Tuesday, August 9, 2011

Runnaversary!



 July 30, 2011, was my one-year runnaversery. Having run almost seven days a week for a year, having been out in every kind of weather from weeks of icepack to sweltering 90's, I am more than a little pleased with myself for sticking with it. I've probably run almost 800 miles in the past year. Not a lot for a serious runner, but it feels good to write that. Good? It feels unbelievable, in the purest sense of the word.

I thought I'd lose weight. You'd think, reading this, that by now I'd be one of those sinewy stick women. Nah. Not an ounce lost. I gained several pounds of muscle. Oh well. But what I noticed once the soreness wore off was how much better I felt in my body. It was a revelation.

How could I not stick with it? I'm hooked, as much on this landscape and these colors, as I am addicted to the exercise.


Nothing is the same from day to day. Everything is different and new every time I go out. One fine morning the thistles will have bloomed.

 The colors change. Some mornings they're dull, some mornings they're glorious.
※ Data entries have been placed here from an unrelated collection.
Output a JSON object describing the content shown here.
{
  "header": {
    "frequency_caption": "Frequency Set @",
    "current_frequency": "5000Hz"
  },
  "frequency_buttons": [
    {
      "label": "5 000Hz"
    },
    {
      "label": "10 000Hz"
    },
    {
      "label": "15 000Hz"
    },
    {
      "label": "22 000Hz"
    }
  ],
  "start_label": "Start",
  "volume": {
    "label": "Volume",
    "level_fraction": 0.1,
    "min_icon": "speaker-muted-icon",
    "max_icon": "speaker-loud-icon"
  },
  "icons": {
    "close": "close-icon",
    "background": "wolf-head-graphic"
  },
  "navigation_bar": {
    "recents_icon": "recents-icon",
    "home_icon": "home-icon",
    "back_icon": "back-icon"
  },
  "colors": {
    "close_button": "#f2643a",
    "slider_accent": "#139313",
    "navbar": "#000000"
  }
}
I feel blessed to have this road stretching out before me, to have it almost all to myself.

I stay off the paved road. Gravel has proven much kinder to my feet and knees than pavement would be. But every morning I stop and look down at Carl's house, at the place where his beautiful leaning barn used to be. I listen for the catbird.

 Just before the birdsong died out (naturally, I'd add, for they're done breeding now), I started carrying a folded piece of notebook paper and a little pen in my pocket, and scribbling down the birds I heard singing every morning. It was a wonderful way to take my mind off the heat and the hills and the sweat and the toil. I write lots of other things on the paper, too--usually a few haikus every morning, or song lyrics, or ideas that come to me when my blood is pumping.
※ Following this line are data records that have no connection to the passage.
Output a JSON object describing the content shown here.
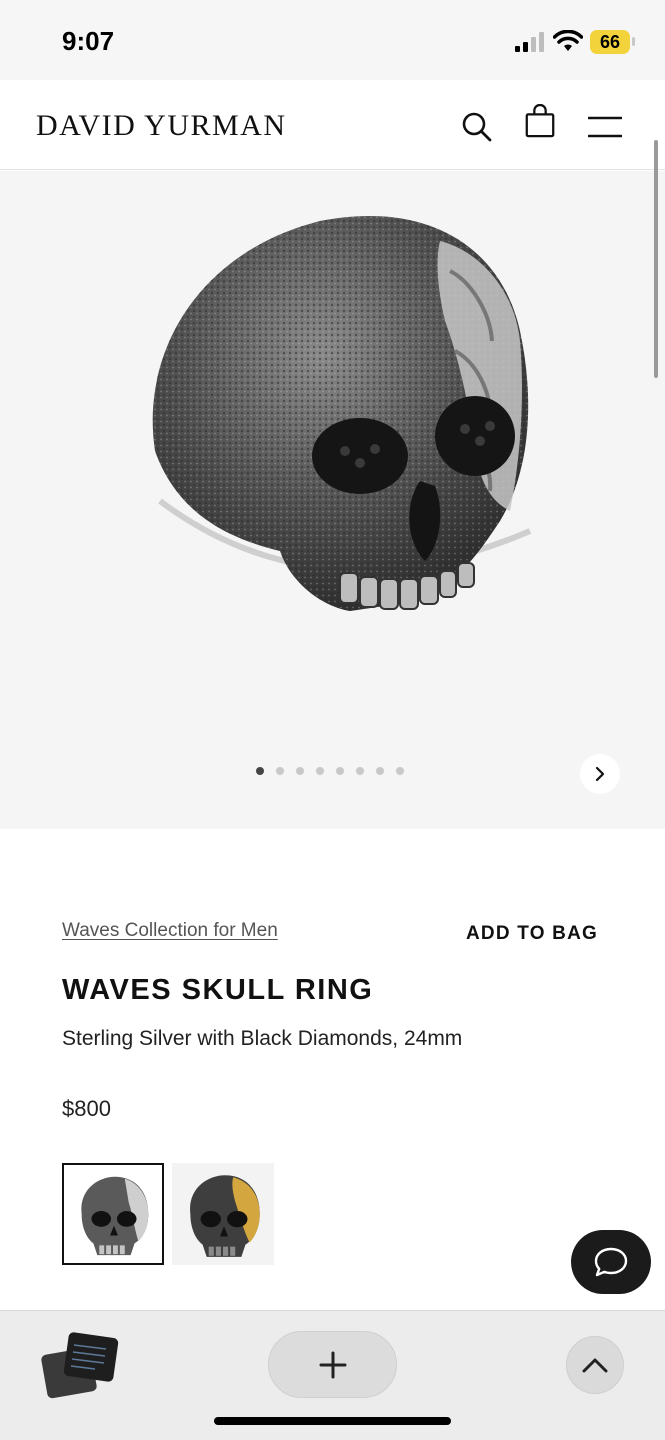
{
  "status_bar": {
    "time": "9:07",
    "battery": "66"
  },
  "header": {
    "brand": "DAVID YURMAN"
  },
  "hero": {
    "image_count": 8,
    "active_index": 0
  },
  "product": {
    "collection_link": "Waves Collection for Men",
    "add_to_bag": "ADD TO BAG",
    "title": "WAVES SKULL RING",
    "subtitle": "Sterling Silver with Black Diamonds, 24mm",
    "price": "$800"
  },
  "icons": {
    "search": "search-icon",
    "bag": "shopping-bag-icon",
    "menu": "hamburger-menu-icon",
    "next": "chevron-right-icon",
    "chat": "chat-bubble-icon",
    "new_tab": "plus-icon",
    "scroll_top": "chevron-up-icon"
  },
  "colors": {
    "battery": "#f2d33c",
    "chat_button": "#1b1b1b"
  }
}
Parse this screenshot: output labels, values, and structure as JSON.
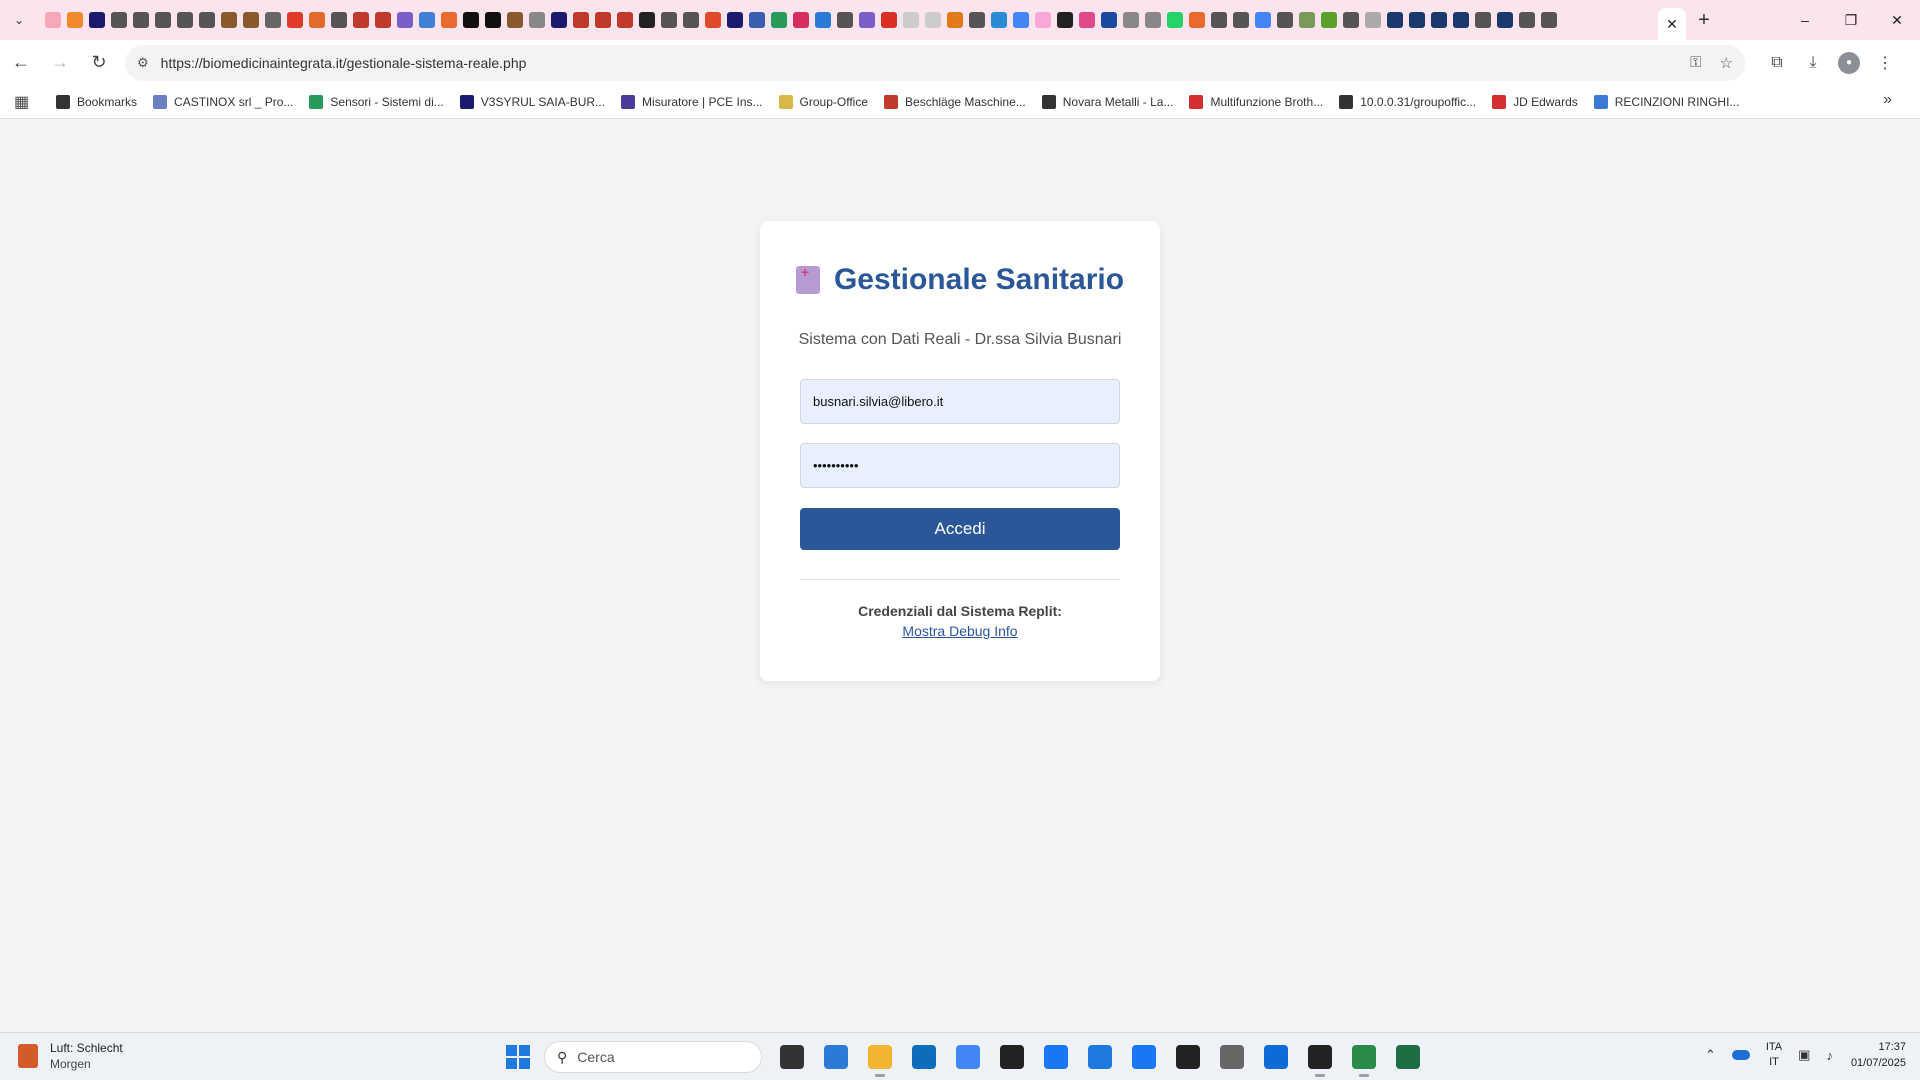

My personal best for the 2.8 mile daily run was 48 bird species on July 9, 2011. Because I am a nerd, I will list them here in bander's code, because anyone who knows enough to care what birds are singing on my road will probably be nerd enough to figure out what they are (Yes, KatDoc, I'm talking to you) and anyone who cares but can't figure it out can ask me. I love this list so much. It is pure, distilled essence of what makes Zick happy--getting out every morning, rain or shine, recording what I hear and see, and paying full attention to the wonders all around. Note that all these birds are breeding right around my house. That's not all that breed; the worm-eating and black-and-white warblers and many others aren't singing any more, but gee whiz! How's that for a chest full of treasure?


 EATO
AMCR
BLJA
ACFL
CHSP
FISP
NOCA
AMRE
TUTI
KYWA
RTHU
REVI
HOWA
BGGN
EAKI
INBU
EABL
HOSP
CACH
DOWO
AMGO
RBWO
EWPE
AMRO
SCTA
YBCU
YTVI
BASW
EUST
MODO
GRCA
WBNU
BWHA
BRTH
PIWO
CHSW
COYE
NOMO
BHCO
EAME
WOTH
YBCH
RSHA
WEVI
NOFL
SOSP
CAWR
EAPH  48 spp. 7/9/11  (PERSONAL BEST FOR RUN SO FAR)
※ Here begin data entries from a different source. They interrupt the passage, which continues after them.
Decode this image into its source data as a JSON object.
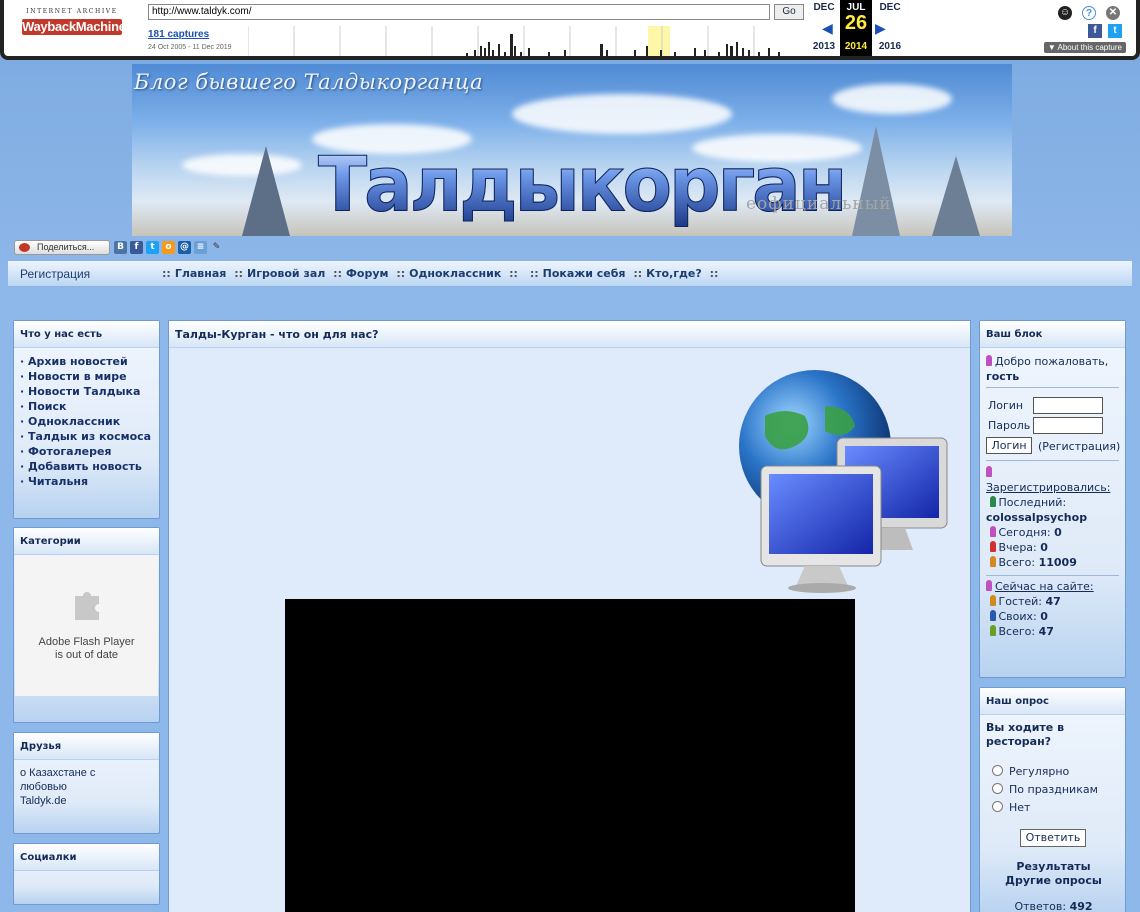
{
  "wayback": {
    "url": "http://www.taldyk.com/",
    "go_label": "Go",
    "captures": "181 captures",
    "range": "24 Oct 2005 - 11 Dec 2019",
    "logo_top": "INTERNET ARCHIVE",
    "logo_main": "WaybackMachine",
    "prev_month": "DEC",
    "cur_month": "JUL",
    "next_month": "DEC",
    "cur_day": "26",
    "prev_year": "2013",
    "cur_year": "2014",
    "next_year": "2016",
    "about": "▼ About this capture",
    "icons": [
      "user-icon",
      "help-icon",
      "close-icon",
      "facebook-icon",
      "twitter-icon"
    ]
  },
  "header": {
    "blog_title": "Блог бывшего Талдыкорганца",
    "city": "Талдыкорган",
    "unofficial": "еофициальный"
  },
  "share": {
    "label": "Поделиться...",
    "icons": [
      "vk-icon",
      "facebook-icon",
      "twitter-icon",
      "odnoklassniki-icon",
      "mailru-icon",
      "liveinternet-icon",
      "bookmark-icon"
    ]
  },
  "nav": {
    "register": "Регистрация",
    "links": [
      "Главная",
      "Игровой зал",
      "Форум",
      "Одноклассник",
      "",
      "Покажи себя",
      "Кто,где?"
    ]
  },
  "left": {
    "menu_title": "Что у нас есть",
    "menu": [
      "· Архив новостей",
      "· Новости в мире",
      "· Новости Талдыка",
      "· Поиск",
      "· Одноклассник",
      "· Талдык из космоса",
      "· Фотогалерея",
      "· Добавить новость",
      "· Читальня"
    ],
    "categories_title": "Категории",
    "flash_line1": "Adobe Flash Player",
    "flash_line2": "is out of date",
    "friends_title": "Друзья",
    "friends": [
      "о Казахстане с",
      "любовью",
      "Taldyk.de"
    ],
    "social_title": "Социалки"
  },
  "center": {
    "title": "Талды-Курган - что он для нас?"
  },
  "right": {
    "block_title": "Ваш блок",
    "welcome": "Добро пожаловать,",
    "guest": "гость",
    "login_label": "Логин",
    "password_label": "Пароль",
    "login_button": "Логин",
    "register_link": "(Регистрация)",
    "registered_title": "Зарегистрировались:",
    "last_label": "Последний:",
    "last_user": "colossalpsychop",
    "today_label": "Сегодня:",
    "today": "0",
    "yesterday_label": "Вчера:",
    "yesterday": "0",
    "total_label": "Всего:",
    "total": "11009",
    "online_title": "Сейчас на сайте:",
    "guests_label": "Гостей:",
    "guests": "47",
    "members_label": "Своих:",
    "members": "0",
    "online_total_label": "Всего:",
    "online_total": "47",
    "poll_title": "Наш опрос",
    "poll_question": "Вы ходите в ресторан?",
    "poll_options": [
      "Регулярно",
      "По праздникам",
      "Нет"
    ],
    "vote_button": "Ответить",
    "results": "Результаты",
    "other_polls": "Другие опросы",
    "answers_label": "Ответов:",
    "answers": "492"
  }
}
It is a great regret of mine that I can't carry a camera every morning, but even the slight weight of my Canon G-11 is too much to want to haul. So on one particularly lovely misty morning I carried it along in my hand as I ran, and recorded some of the beautiful things I see every day, just to share it with you. It took hours. In the tree above is one of those beautiful things. Can you find him? If I had a soundtrack you could. Astute readers will notice that YBCH eluded me on July 9, though there were three pairs along my route. Ever-changing, never predictable. I bet I coulda broken 50 species with the chat and a raptor flyover. Oh well, next year. It keeps you thinking. Listening to birdsong, sifting one from the other, is my thing. 


A yellow-breasted chat, quacking and clicking and grunting and hooting his heart out.
I'm writing this post while waiting for Phoebe's nightly cross country training--45 minutes to the school, two hours for her training, then 45 minutes home. She loves it. And she's built for it, like a gazelle, unlike her little brick outhouse of a mama.

Whoda thunk just a year ago that running would become such a huge part of our lives? Needless to say, I highly recommend it. Yeah, I thought I hated running too--until I committed to it.